The Low Down – Swiss Gravel Explorer
Taking place on the 23rd-27th August 2023, the Suisse Gravel Explorer, or, as most people say, the Swiss Gravel Explorer Ride, is a must do for gravel and gradient junkies alike.
We got Hotchillee ride regular Tinks to fit some low gears, engage his climbing legs and prepare for some fondue action to discover what this three day event entails.
What’s you overall impression of the three days?
Gruelling riding but always more than off-set by the stunning location. A lot of the time it didn’t feel like we were in a real place, it was like riding through the set of a Disney movie – I half expected the cows to start singing!
The daily distances don’t appear to be that daunting but they seem to pack in a lot of climbing.
Yes, I think the three days average out at about 2000m a day and, on the last day, all of that is packed into the first 30km.
Is so much climbing hard to get your head around?
A bit but you get to gain a lot of those meters on blessedly smooth tarmac. However, you often see the gravel trails scarring the landscape above you and you know you’ll be winding your way onto them. Despite the big climbs, you never feel remote or exposed, there’s always a picture postcard village around the next corner – often with a snow melt fed water fountain or a café.
Are you ready to join us and ride some of the most breathtaking landscapes on Earth? There are still places left on the Swiss Gravel Ride
And the accommodation on the first night is a bit special?
Yes, you stay in a converted monastery which is an event in itself. It’s beautifully restored into accommodation that makes for a really special and unique experience. The building is a real landmark that constantly appears on the vista throughout the three days and it just feels really fitting.
What goes up must come down, are you rewarded by some fun descending?
Yes, definitely. It’s ear to ear grins all round with some stunning singletrack trails more than payback for the uphill effort. If you’ve got any sort of mountain biking background, you’ll fly but there’s nothing too technically challenging or sustained for most riders. We have also come up with some escape routes if some riders want a smoother ride down.

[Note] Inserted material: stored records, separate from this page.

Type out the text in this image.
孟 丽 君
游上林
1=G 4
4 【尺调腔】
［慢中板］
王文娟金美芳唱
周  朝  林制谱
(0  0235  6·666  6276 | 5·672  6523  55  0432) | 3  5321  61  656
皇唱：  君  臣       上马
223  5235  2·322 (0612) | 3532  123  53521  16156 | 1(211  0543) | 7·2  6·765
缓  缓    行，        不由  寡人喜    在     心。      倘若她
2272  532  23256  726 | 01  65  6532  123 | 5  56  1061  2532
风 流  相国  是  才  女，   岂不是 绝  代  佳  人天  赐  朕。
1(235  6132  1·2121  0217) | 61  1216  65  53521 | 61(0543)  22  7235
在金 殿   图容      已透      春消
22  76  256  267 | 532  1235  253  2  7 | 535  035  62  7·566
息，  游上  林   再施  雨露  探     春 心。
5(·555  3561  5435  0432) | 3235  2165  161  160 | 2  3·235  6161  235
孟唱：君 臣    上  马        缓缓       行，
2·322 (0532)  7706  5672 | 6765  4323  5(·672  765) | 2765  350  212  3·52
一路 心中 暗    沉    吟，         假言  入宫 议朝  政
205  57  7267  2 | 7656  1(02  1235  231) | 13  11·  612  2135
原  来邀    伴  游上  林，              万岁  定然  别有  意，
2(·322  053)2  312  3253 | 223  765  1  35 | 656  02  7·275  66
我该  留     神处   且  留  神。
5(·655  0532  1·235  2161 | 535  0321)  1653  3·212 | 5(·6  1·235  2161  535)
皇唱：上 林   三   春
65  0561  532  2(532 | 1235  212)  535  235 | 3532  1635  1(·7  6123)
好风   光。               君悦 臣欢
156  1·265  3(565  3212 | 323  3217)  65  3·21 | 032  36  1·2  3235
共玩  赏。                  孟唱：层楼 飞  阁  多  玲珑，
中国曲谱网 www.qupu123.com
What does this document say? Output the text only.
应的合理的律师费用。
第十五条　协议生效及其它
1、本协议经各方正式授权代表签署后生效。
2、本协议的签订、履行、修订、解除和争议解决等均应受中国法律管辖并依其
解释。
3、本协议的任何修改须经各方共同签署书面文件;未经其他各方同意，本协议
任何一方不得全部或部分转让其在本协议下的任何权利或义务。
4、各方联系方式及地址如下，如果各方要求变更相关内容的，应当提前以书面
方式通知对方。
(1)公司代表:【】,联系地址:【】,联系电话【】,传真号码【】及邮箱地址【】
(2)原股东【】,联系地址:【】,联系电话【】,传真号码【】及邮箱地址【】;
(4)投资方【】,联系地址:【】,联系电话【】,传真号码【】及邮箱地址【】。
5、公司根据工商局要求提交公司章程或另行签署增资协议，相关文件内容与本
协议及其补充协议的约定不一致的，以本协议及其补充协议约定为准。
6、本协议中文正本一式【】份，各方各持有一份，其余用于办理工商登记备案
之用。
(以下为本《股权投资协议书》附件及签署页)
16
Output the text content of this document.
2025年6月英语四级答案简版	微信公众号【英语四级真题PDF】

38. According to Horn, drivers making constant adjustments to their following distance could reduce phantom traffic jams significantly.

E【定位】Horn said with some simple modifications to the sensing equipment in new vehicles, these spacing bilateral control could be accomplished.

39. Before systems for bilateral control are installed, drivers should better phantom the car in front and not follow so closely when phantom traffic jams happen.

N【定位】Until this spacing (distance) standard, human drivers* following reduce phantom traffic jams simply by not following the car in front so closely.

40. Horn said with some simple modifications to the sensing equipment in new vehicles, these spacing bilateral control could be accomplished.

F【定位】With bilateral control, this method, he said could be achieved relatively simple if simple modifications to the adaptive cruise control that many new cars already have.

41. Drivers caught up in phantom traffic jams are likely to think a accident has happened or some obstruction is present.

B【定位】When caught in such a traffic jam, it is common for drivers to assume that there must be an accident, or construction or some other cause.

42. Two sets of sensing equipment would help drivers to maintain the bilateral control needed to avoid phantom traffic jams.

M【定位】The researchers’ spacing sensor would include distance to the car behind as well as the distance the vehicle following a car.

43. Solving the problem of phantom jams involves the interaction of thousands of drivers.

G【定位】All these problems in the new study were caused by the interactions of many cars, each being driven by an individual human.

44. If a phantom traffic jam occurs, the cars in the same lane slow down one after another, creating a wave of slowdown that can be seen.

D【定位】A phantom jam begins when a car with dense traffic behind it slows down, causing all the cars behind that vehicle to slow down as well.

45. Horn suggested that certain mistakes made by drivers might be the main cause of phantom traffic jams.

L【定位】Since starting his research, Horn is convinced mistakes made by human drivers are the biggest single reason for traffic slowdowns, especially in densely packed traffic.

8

The Queen Stage is the final day, topping out at well over 2200m. What’s that like on two day fatigued legs?
Tough! Ride Captain Ian was alway a couple of switchbacks above me and you ride right up to the Alpine meadows where paragliders are launching from – you feel as though you’re riding into the sky. You do then get the reward of a 30km descent which is predominately gravel and one of the most epic I’ve ever ridden on a gravel bike.
So, how physically hard is it?
Out of five, I’d rate it as four and a half – you definitely need to enjoy and embrace climbing on this event.
And technically, what off-road skills level do you need?
I’d say two to two and a half. There are a few sections where some MTB skills would be useful but definitely not essential. On the whole, it’s mainly wide flowing trails and fire roads.
Bike set-up and kit wise, did you get it right?
I ran 40mm GravelKings which were perfect. I ran pretty wide gearing with a 1X set-up with 34t on the front and a 52t on the rear – basically a SRAM mullet set-up. Even with this though I was occasionally looking for that non-existent dead man’s gear but, on the whole, I had plenty of gears – I just need to get a bit stronger! Kit wise, the main thing, as ever in the mountains, is to have layers. We had everything from freezing rain to 40C sun. You’ll have a support vehicle so don’t be shy about bringing plenty of spare clothes.
Any final thoughts?
Yes there’s a lot of climbing but you’re riding in one of the most stunning locations on earth. Don’t just ride chewing your stem or fixating on your computer with your head down. You’re not racing, they’re relatively short stages, you’ve got all-day to ride them so look around and take it all in.